Monday, 1 August 2016

"Do you want a bag?"

the boy at the check out asked me.
"No thanks, I have my own," I told him. Of course, as usual, it was underneath the groceries in my trolley. Will I ever learn to keep the shopping bags on top where they are ready for packing? Probably not. Some people manage it but I don't.
But I do use my own bags. I do remember them. I have been doing it for years - far longer than from the beginning of the "ban on plastic bags".  I have quite a collection. Many of them have had other things in them before hand. Some of them have been advertising material. I have a bright red one which advertises the state newspaper - or rather it should but I have turned it inside out so it doesn't advertise anything. I have done the same with the black bag and the orange bag which have both, at varying times, advertised the local shopping centre. I have left the very sturdy one from the greengrocer as it is. I don't mind advertising that shop and the smiling banana on the outside is cheerful. I have green ones from the time the supermarkets went "green". I also have some nylon bags that fold up to almost nothing at all. I bought those in the local "cheap" shop.
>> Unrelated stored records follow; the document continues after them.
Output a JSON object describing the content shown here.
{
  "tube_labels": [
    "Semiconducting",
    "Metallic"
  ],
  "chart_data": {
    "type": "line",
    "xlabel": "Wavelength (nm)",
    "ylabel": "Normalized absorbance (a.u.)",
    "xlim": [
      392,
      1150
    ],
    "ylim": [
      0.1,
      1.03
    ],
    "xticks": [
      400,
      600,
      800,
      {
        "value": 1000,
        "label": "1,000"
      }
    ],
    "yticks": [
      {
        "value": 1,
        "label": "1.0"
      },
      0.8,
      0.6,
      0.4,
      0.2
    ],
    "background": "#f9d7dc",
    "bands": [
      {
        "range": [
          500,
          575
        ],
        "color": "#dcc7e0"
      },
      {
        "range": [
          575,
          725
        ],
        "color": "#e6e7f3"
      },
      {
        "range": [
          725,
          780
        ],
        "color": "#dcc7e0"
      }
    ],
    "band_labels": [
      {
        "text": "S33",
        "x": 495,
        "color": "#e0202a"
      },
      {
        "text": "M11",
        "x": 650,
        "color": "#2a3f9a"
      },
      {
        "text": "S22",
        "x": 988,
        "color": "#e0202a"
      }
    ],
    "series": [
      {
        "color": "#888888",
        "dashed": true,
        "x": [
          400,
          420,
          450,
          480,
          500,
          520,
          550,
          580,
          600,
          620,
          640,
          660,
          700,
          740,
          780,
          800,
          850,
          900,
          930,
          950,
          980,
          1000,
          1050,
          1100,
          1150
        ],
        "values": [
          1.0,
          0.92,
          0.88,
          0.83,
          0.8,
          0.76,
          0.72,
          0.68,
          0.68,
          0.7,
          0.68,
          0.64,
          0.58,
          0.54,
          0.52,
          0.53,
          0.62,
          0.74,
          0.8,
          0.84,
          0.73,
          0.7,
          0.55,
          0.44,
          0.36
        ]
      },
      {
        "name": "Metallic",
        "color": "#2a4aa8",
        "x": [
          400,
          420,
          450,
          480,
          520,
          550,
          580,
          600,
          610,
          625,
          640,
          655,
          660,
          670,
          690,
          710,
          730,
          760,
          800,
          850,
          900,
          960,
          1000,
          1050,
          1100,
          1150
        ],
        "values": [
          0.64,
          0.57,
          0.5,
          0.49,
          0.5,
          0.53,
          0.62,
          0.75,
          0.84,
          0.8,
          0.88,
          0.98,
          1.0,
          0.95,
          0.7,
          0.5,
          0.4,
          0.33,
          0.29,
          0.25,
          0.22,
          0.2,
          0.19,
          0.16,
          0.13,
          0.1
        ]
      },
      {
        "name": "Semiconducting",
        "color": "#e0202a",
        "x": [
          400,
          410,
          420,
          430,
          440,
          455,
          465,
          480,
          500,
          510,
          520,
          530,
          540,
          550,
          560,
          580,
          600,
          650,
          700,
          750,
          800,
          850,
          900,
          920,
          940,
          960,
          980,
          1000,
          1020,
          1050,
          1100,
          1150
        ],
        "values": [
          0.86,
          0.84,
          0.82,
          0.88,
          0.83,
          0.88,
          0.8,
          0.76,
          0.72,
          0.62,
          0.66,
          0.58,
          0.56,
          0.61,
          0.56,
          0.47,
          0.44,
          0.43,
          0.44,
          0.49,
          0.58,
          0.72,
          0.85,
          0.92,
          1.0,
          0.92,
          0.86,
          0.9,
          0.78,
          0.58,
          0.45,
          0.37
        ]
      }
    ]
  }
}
I can wash those. I use them for meat and for frozen items - before I put  them in the lime green "cool bag".
I note though that there are still people who will pay for bags. I wonder  how much  it costs them each year?
For years our local supermarkets used very sturdy brown paper bags for the groceries. They were large and I occasionally used one and then recycled it. It was  used as a "cat" bag. We had two cats at the time and they both loved wriggling into the bags and playing in them. One would often sleep in one. Other people told us their cats did the same thing. 
It is my one regret about the bag ban. They just don't have those sleeping bags for cats any more.

1 comment:

jeanfromcornwall said...

We've been converted to our own bags for ages now - but even if we get caught out without one, and have to buy one of the flimsy supermarket ones, I don't feel too sinful. Our local authority won't send them to rot in landfill. They get used to line our small bin at home, and the waste that can't be recycled goes to a small state-of-the-art incinerator/electricity generating plant.